Volume is a function of storage needs and the ability to avoid unnecessary duplication in a data set. Variety is something that today can be handled with an understanding of an appropriate hierarchy for the sort of data you’re capturing. Velocity is a matter of efficiency, and how much resources one is willing to throw at the problem in whatever technologies can address the first two V’s. Veracity, though, well…. that’s just plain personal!

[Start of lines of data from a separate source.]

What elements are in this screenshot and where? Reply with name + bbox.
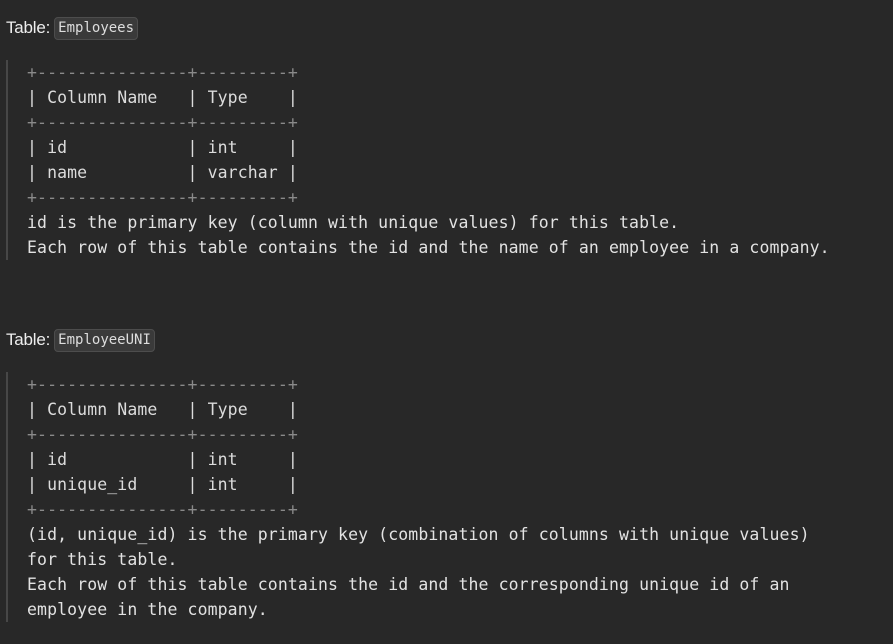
- schema-row: | id | int |: [27, 450, 298, 469]
- employees-schema-block: +---------------+---------+ | Column Nam…: [6, 60, 830, 260]
- description-line: for this table.: [27, 550, 178, 569]
- table-name-chip: EmployeeUNI: [54, 328, 155, 352]
- employeeuni-table-heading: Table: EmployeeUNI: [6, 327, 155, 353]
- employeeuni-schema-block: +---------------+---------+ | Column Nam…: [6, 372, 810, 622]
- table-name-chip: Employees: [54, 16, 139, 40]
- schema-border-line: +---------------+---------+: [27, 113, 298, 132]
- schema-border-line: +---------------+---------+: [27, 188, 298, 207]
- schema-row: | name | varchar |: [27, 163, 298, 182]
- employees-table-heading: Table: Employees: [6, 15, 139, 41]
- description-line: (id, unique_id) is the primary key (comb…: [27, 525, 810, 544]
- description-line: Each row of this table contains the id a…: [27, 575, 790, 594]
- schema-border-line: +---------------+---------+: [27, 425, 298, 444]
- schema-header-row: | Column Name | Type |: [27, 88, 298, 107]
- schema-header-row: | Column Name | Type |: [27, 400, 298, 419]
- schema-row: | id | int |: [27, 138, 298, 157]
- table-label: Table:: [6, 18, 51, 37]
- schema-border-line: +---------------+---------+: [27, 63, 298, 82]
- description-line: id is the primary key (column with uniqu…: [27, 213, 680, 232]
- schema-border-line: +---------------+---------+: [27, 375, 298, 394]
- description-line: employee in the company.: [27, 600, 268, 619]
- schema-border-line: +---------------+---------+: [27, 500, 298, 519]
- schema-row: | unique_id | int |: [27, 475, 298, 494]
- table-label: Table:: [6, 330, 51, 349]
- description-line: Each row of this table contains the id a…: [27, 238, 830, 257]
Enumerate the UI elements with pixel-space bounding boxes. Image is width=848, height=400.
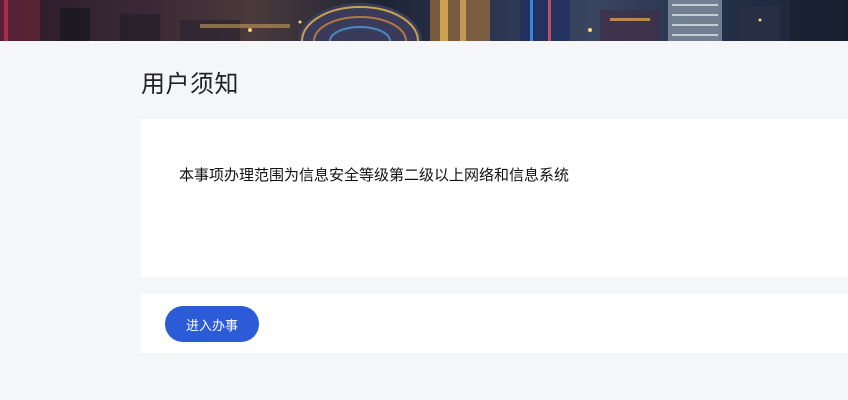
page-title: 用户须知 bbox=[141, 70, 239, 98]
notice-text: 本事项办理范围为信息安全等级第二级以上网络和信息系统 bbox=[179, 166, 570, 184]
notice-card: 本事项办理范围为信息安全等级第二级以上网络和信息系统 bbox=[141, 119, 848, 277]
enter-service-button[interactable]: 进入办事 bbox=[165, 306, 259, 342]
action-bar: 进入办事 bbox=[141, 294, 848, 353]
header-banner-image bbox=[0, 0, 848, 41]
city-skyline-image bbox=[0, 0, 848, 41]
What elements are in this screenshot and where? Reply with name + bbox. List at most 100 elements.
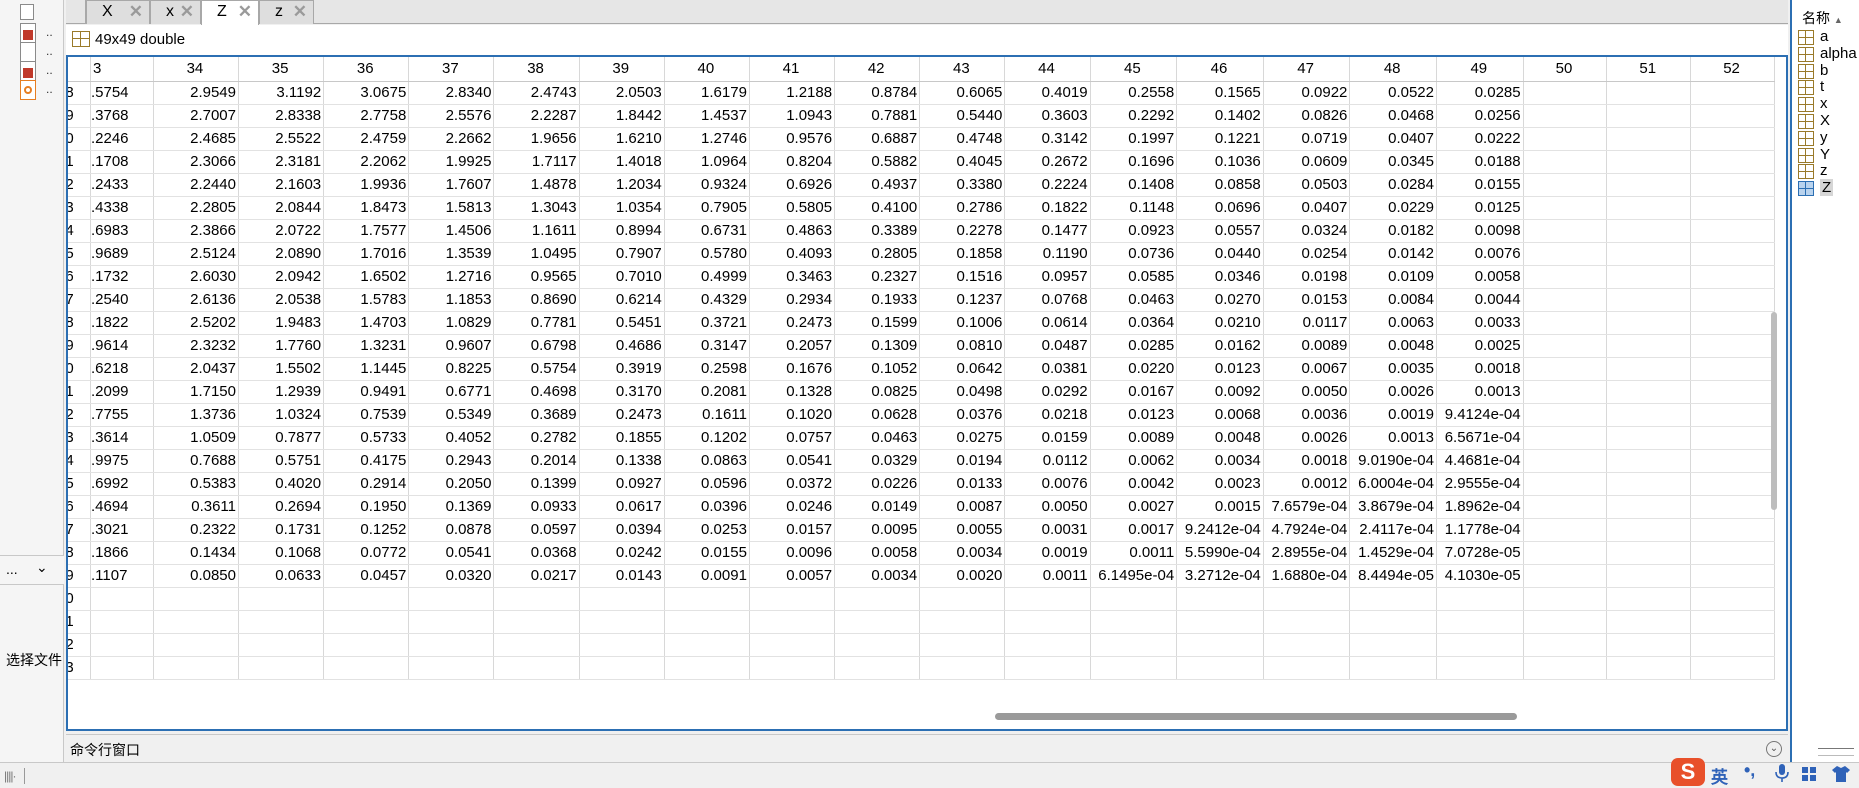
table-cell[interactable]: 0.0035 — [1349, 357, 1437, 381]
table-cell[interactable]: 0.2934 — [749, 288, 836, 312]
table-cell[interactable] — [1523, 541, 1608, 565]
table-cell[interactable] — [1606, 173, 1692, 197]
table-cell[interactable]: 0.0222 — [1436, 127, 1524, 151]
table-cell[interactable] — [1606, 196, 1692, 220]
table-cell[interactable] — [579, 633, 665, 657]
table-cell[interactable]: 4.1030e-05 — [1436, 564, 1524, 588]
table-cell[interactable]: 0.1855 — [579, 426, 665, 450]
table-cell[interactable]: 4.4681e-04 — [1436, 449, 1524, 473]
table-cell[interactable]: 2.0844 — [238, 196, 325, 220]
table-cell[interactable]: 0.0034 — [919, 541, 1006, 565]
table-cell[interactable]: 0.1933 — [834, 288, 921, 312]
table-cell[interactable]: 0.4100 — [834, 196, 921, 220]
table-cell[interactable]: 0.7877 — [238, 426, 325, 450]
table-cell[interactable] — [749, 610, 836, 634]
table-cell[interactable]: 0.0253 — [664, 518, 750, 542]
table-cell[interactable]: 0.0320 — [408, 564, 495, 588]
table-cell[interactable] — [1176, 633, 1264, 657]
table-cell[interactable]: 0.0018 — [1436, 357, 1524, 381]
table-cell[interactable]: 0.0055 — [919, 518, 1006, 542]
table-cell[interactable]: .2246 — [90, 127, 154, 151]
table-cell[interactable]: 0.0167 — [1090, 380, 1178, 404]
table-cell[interactable] — [1690, 196, 1775, 220]
table-cell[interactable] — [834, 587, 921, 611]
table-cell[interactable]: .3768 — [90, 104, 154, 128]
row-header[interactable]: 52 — [68, 633, 91, 657]
column-header[interactable]: 45 — [1090, 57, 1178, 82]
table-cell[interactable]: 0.6214 — [579, 288, 665, 312]
table-cell[interactable]: 0.0597 — [493, 518, 580, 542]
table-cell[interactable] — [238, 656, 325, 680]
table-cell[interactable]: 3.1192 — [238, 81, 325, 105]
table-cell[interactable]: 0.4093 — [749, 242, 836, 266]
table-cell[interactable]: 0.0364 — [1090, 311, 1178, 335]
table-cell[interactable]: 0.1020 — [749, 403, 836, 427]
table-cell[interactable]: 0.0155 — [664, 541, 750, 565]
table-cell[interactable]: 6.0004e-04 — [1349, 472, 1437, 496]
table-cell[interactable] — [90, 587, 154, 611]
table-cell[interactable] — [1090, 633, 1178, 657]
ime-logo-icon[interactable]: S — [1671, 758, 1705, 786]
table-cell[interactable] — [1690, 403, 1775, 427]
table-cell[interactable]: 0.0011 — [1004, 564, 1091, 588]
table-cell[interactable] — [1004, 633, 1091, 657]
table-cell[interactable] — [1606, 219, 1692, 243]
table-cell[interactable]: 1.3736 — [153, 403, 240, 427]
table-cell[interactable] — [1606, 426, 1692, 450]
table-cell[interactable]: 0.0217 — [493, 564, 580, 588]
table-cell[interactable] — [1004, 610, 1091, 634]
table-cell[interactable]: 0.0407 — [1349, 127, 1437, 151]
table-cell[interactable]: 0.1190 — [1004, 242, 1091, 266]
table-cell[interactable] — [1690, 127, 1775, 151]
table-cell[interactable]: 0.0503 — [1263, 173, 1351, 197]
table-cell[interactable]: 1.3043 — [493, 196, 580, 220]
table-cell[interactable]: 0.1434 — [153, 541, 240, 565]
table-cell[interactable]: .9975 — [90, 449, 154, 473]
table-cell[interactable]: 0.2672 — [1004, 150, 1091, 174]
table-cell[interactable]: 0.0095 — [834, 518, 921, 542]
table-cell[interactable]: 0.5754 — [493, 357, 580, 381]
table-cell[interactable] — [1690, 357, 1775, 381]
table-cell[interactable]: 0.7539 — [323, 403, 410, 427]
table-cell[interactable]: 0.0033 — [1436, 311, 1524, 335]
table-cell[interactable]: 1.4529e-04 — [1349, 541, 1437, 565]
table-cell[interactable]: 0.0042 — [1090, 472, 1178, 496]
table-cell[interactable] — [153, 633, 240, 657]
table-cell[interactable]: 0.0123 — [1176, 357, 1264, 381]
table-cell[interactable]: 6.1495e-04 — [1090, 564, 1178, 588]
table-cell[interactable] — [1690, 150, 1775, 174]
table-cell[interactable]: 0.0275 — [919, 426, 1006, 450]
table-cell[interactable]: 2.2662 — [408, 127, 495, 151]
table-cell[interactable]: 0.0050 — [1263, 380, 1351, 404]
table-cell[interactable] — [1690, 633, 1775, 657]
table-cell[interactable]: 0.0927 — [579, 472, 665, 496]
table-cell[interactable] — [1606, 334, 1692, 358]
table-cell[interactable] — [493, 656, 580, 680]
tab-X[interactable]: X ✕ — [86, 0, 150, 24]
table-cell[interactable] — [919, 587, 1006, 611]
table-cell[interactable]: 0.0092 — [1176, 380, 1264, 404]
table-cell[interactable]: 2.5522 — [238, 127, 325, 151]
table-cell[interactable]: 2.0538 — [238, 288, 325, 312]
table-cell[interactable]: 1.7016 — [323, 242, 410, 266]
table-cell[interactable]: 2.8955e-04 — [1263, 541, 1351, 565]
table-cell[interactable] — [1263, 633, 1351, 657]
table-cell[interactable]: 0.2473 — [579, 403, 665, 427]
table-cell[interactable] — [1690, 449, 1775, 473]
table-cell[interactable]: 7.0728e-05 — [1436, 541, 1524, 565]
row-header[interactable]: 39 — [68, 334, 91, 358]
table-cell[interactable]: 1.6502 — [323, 265, 410, 289]
table-cell[interactable]: 0.0394 — [579, 518, 665, 542]
table-cell[interactable]: 0.1036 — [1176, 150, 1264, 174]
table-cell[interactable]: 0.2057 — [749, 334, 836, 358]
table-cell[interactable] — [323, 633, 410, 657]
table-cell[interactable]: 0.0076 — [1436, 242, 1524, 266]
table-cell[interactable] — [1523, 288, 1608, 312]
table-cell[interactable]: 0.1822 — [1004, 196, 1091, 220]
table-cell[interactable]: 0.0068 — [1176, 403, 1264, 427]
row-header[interactable]: 35 — [68, 242, 91, 266]
row-header[interactable]: 45 — [68, 472, 91, 496]
table-cell[interactable] — [1090, 610, 1178, 634]
table-cell[interactable]: 0.0125 — [1436, 196, 1524, 220]
table-cell[interactable]: 0.2473 — [749, 311, 836, 335]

Veracity in “Big Data” is a measure of quality of the data captured. But what one considers high quality varies greatly depending on usage. Let’s say that I had an app that displays a “Top X” list for specific criteria out of a pre-defined list. The veracity of my data would greatly depend on how well I can capture a metric, how well I can filter out fraudulent metric data, and how responsive I can be to changes in a metric. If I were to feed a targeted email list then I might be most concerned with the accuracy of inferred demographic data, or for survey data one might need to understand how delivery and ambiguity can factor into the likelihood of realistic responses. Do I need to design some fancy adaptive heuristics to determine if Billy Jean really likes high-speed tugboats, or identify when I might be simply asking the wrong questions?
How do I typically handle low veracity? To paraphrase Star Wars’ Yoda, “There is no bad data.” Most any data that could be captured via a service means something within some context. If 93% of requests are fraudulent then at some point this might be nice to know. If we blocked the worst offenders of fraudulent data and our service became twice as fast and twice as cheap, then that affects not only our bottom line, but also impacts how we can price our service to our customers.
Now one could counter-argue that to block those folks from the beginning would save a lot of overhead immediately, but without more than cursory data points to assess intent you could end up filtering out the wrong folks. If we arbitrarily made a stance that no real customer looks at more than five similar products without data to back that up then we could be blocking out mostly high valued customers from our analytics. What assessing veracity over time drives us towards is (introducing another V) Value. Some data is just not that economical to store, or at least store in all its intricacies. It’s hard to make that determination without, well… data. As you get to know the veracity of what you’re storing as personally reflected to you, value naturally falls into place.